World War Z diangkat dari sebuah novel berjudul sama gubahan Max Brooks. Sedangkan film adaptasinya ditulis keroyokan (melalu beberapa re-writes) oleh Matthew Michael Carnahan, Drew Goddard (The Cabin in the Woods, 2012) dan Damon Lindelof serta disutradarai oleh Marc Forster, yang sebelumnya menghadirkan Finding Neverland (2004), The Kite Runner (2007) dan Quantum of Solace (2008). Bukunya sendiri menceritakan secara kronologis tentang sejarah fiktif Zombie Waryang terjadi di berbagai belahan dunia, lengkap dengan kepemerintahan, taktik hingga ekonomi negara-negara tersebut dalam menghadapi serangan zombie. Dalam film adaptasinya, dikisahkan Gerry Lane (Brad Pitt) dan istrinya, Karen (Mireille Enos) beserta anak-anaknya terjebak dalam sebuah outbreak virus yang menyebabkan orang yang terjangkit akan berubah menjadi mayat hidup atau zombie. Zombie-zombie itu akan mulai menyerang, menggigit dan mengubah yang digigit menjadi sebangsa dengan mereka. Sebelum menjadi stay-home dad, Gerry sendiri sebenarnya adalah seoranginvestigator yang bekerja di United Nations (PBB) yang sudah beberapa kali menangani kasus-kasus bentrokan atau fraksi di negara-negara ketiga. Lewat repertoire-nya tersebut, Thierry, teman sekaligus agen PBB meminta Gerry untuk mengajak seorang ilmuwan Harvard dan beberapa pendamping untuk mencari tahu tentang asal muasal sang virus, dengan harapan untuk dapat menemukan vaksin untuk melawan outbreak tersebut. Awalnya, Gerry menolak, tetapi ketika keluarga nya terancam akan diusir dari kapal refugee, Gerry pun tak memiliki pilihan lain untuk melakukan pekerjaan yang sudah lama ia tinggalkan tersebut.

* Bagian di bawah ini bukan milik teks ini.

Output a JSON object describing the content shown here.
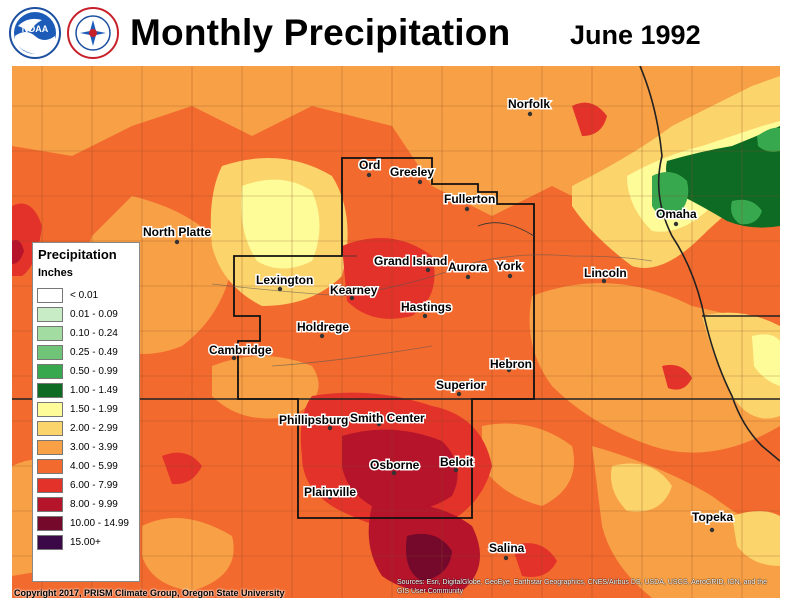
{
  "title": "Monthly Precipitation",
  "date": "June 1992",
  "logos": [
    {
      "name": "noaa-logo",
      "text": "NOAA"
    },
    {
      "name": "nws-logo",
      "text": "NATIONAL WEATHER SERVICE"
    }
  ],
  "legend": {
    "title": "Precipitation",
    "units": "Inches",
    "items": [
      {
        "label": "< 0.01",
        "color": "#ffffff"
      },
      {
        "label": "0.01 - 0.09",
        "color": "#c8ecc6"
      },
      {
        "label": "0.10 - 0.24",
        "color": "#a2dca0"
      },
      {
        "label": "0.25 - 0.49",
        "color": "#6fc478"
      },
      {
        "label": "0.50 - 0.99",
        "color": "#38a84e"
      },
      {
        "label": "1.00 - 1.49",
        "color": "#0e6b23"
      },
      {
        "label": "1.50 - 1.99",
        "color": "#fefc99"
      },
      {
        "label": "2.00 - 2.99",
        "color": "#fcd46c"
      },
      {
        "label": "3.00 - 3.99",
        "color": "#f8a045"
      },
      {
        "label": "4.00 - 5.99",
        "color": "#f26a2e"
      },
      {
        "label": "6.00 - 7.99",
        "color": "#e3322a"
      },
      {
        "label": "8.00 - 9.99",
        "color": "#b5142b"
      },
      {
        "label": "10.00 - 14.99",
        "color": "#74092b"
      },
      {
        "label": "15.00+",
        "color": "#3b0848"
      }
    ]
  },
  "cities": [
    {
      "name": "Norfolk"
    },
    {
      "name": "Ord"
    },
    {
      "name": "Greeley"
    },
    {
      "name": "Fullerton"
    },
    {
      "name": "Omaha"
    },
    {
      "name": "North Platte"
    },
    {
      "name": "Grand Island"
    },
    {
      "name": "Aurora"
    },
    {
      "name": "York"
    },
    {
      "name": "Lincoln"
    },
    {
      "name": "Lexington"
    },
    {
      "name": "Kearney"
    },
    {
      "name": "Hastings"
    },
    {
      "name": "Holdrege"
    },
    {
      "name": "Cambridge"
    },
    {
      "name": "Hebron"
    },
    {
      "name": "Superior"
    },
    {
      "name": "Phillipsburg"
    },
    {
      "name": "Smith Center"
    },
    {
      "name": "Osborne"
    },
    {
      "name": "Beloit"
    },
    {
      "name": "Plainville"
    },
    {
      "name": "Topeka"
    },
    {
      "name": "Salina"
    }
  ],
  "copyright": "Copyright 2017, PRISM Climate Group, Oregon State University",
  "sources": "Sources: Esri, DigitalGlobe, GeoEye, Earthstar Geographics, CNES/Airbus DS, USDA, USGS, AeroGRID, IGN, and the GIS User Community"
}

Karakter Gerry yang terkesan sangat sempurna ini (super lucky, great fighter, great investigator, great husband, great dad, great etc), mungkin yang menjadi salah satu kelemahan film ini. Saya jadi tidak begitu bersimpati dengan Gerry. Belum lagi dengan ikatan emosional antara Gerry dan istrinya yang bagi saya tidak begitu believeable. Karakter yang diperankan oleh Mireille Enos itu juga kurang diberikan porsi yang pas untuk meyakinkan saya terhadap jalinan emosi antar keduanya. Padahal karakter Karen bisa diperkuat lagi dengan intrik politik dan moral yang terjadi dalam kapal refugee. Sayangnya subplot tersebut juga kurang berhasi digali lebih dalam. WWZ juga terasa agak stale di beberapa bagian. Ada momen-momen yang terkesan kurang balance pacing nya dan kurang seimbang. Awalnya sudah dengan baik memberikan pace yang cepat, tetapi agak stumble di pertengahan, hingga mulai seru lagi di belakang. Hal tersebut juga tidak dibantu oleh endingnya yang sedikit kurang memuaskan.
Selain beberapa singgungan isu politik (Israel membangun dinding tinggi untuk mengisolasi negaranya hingga cara 'unik' yang membuat Korea Utara tidak mengalami serangan zombie), banyak adegan-adegan yang cukup membuat adrenalin naik. Walaupun memiliki rating PG-13, which means less gore, blood, and sadistic stuffs, nyatanya film ini masih bisa memberikan intensitas tinggi bagi penonton. Di fase pertama WWZ, kita akan menyaksikan grand-scale setpieces, with literally thousands of zombies. Yang tentunya memberikan betapa 'gilanya' virus tersebut bisa menyebar. Lalu masuk ke fase kedua, dimana fokus cerita berubah ke tempat yang lebih secluded, dengan penggambaran zombie yang lebih 'manusiawi' dan komikal. Keduanya memiliki teknik ketegangan yang berbeda, tetapi tetap memberikan efek yang cukup sama.
Dengan adegan-adegan tersebutlah, bagi saya Marc Forster cukup berhasil memanfaatkannya untuk membangun ketegangan film ini. Well, setidaknya film ini menjelaskan mengapa serangan zombie banyak terjadi di kota-kota besar.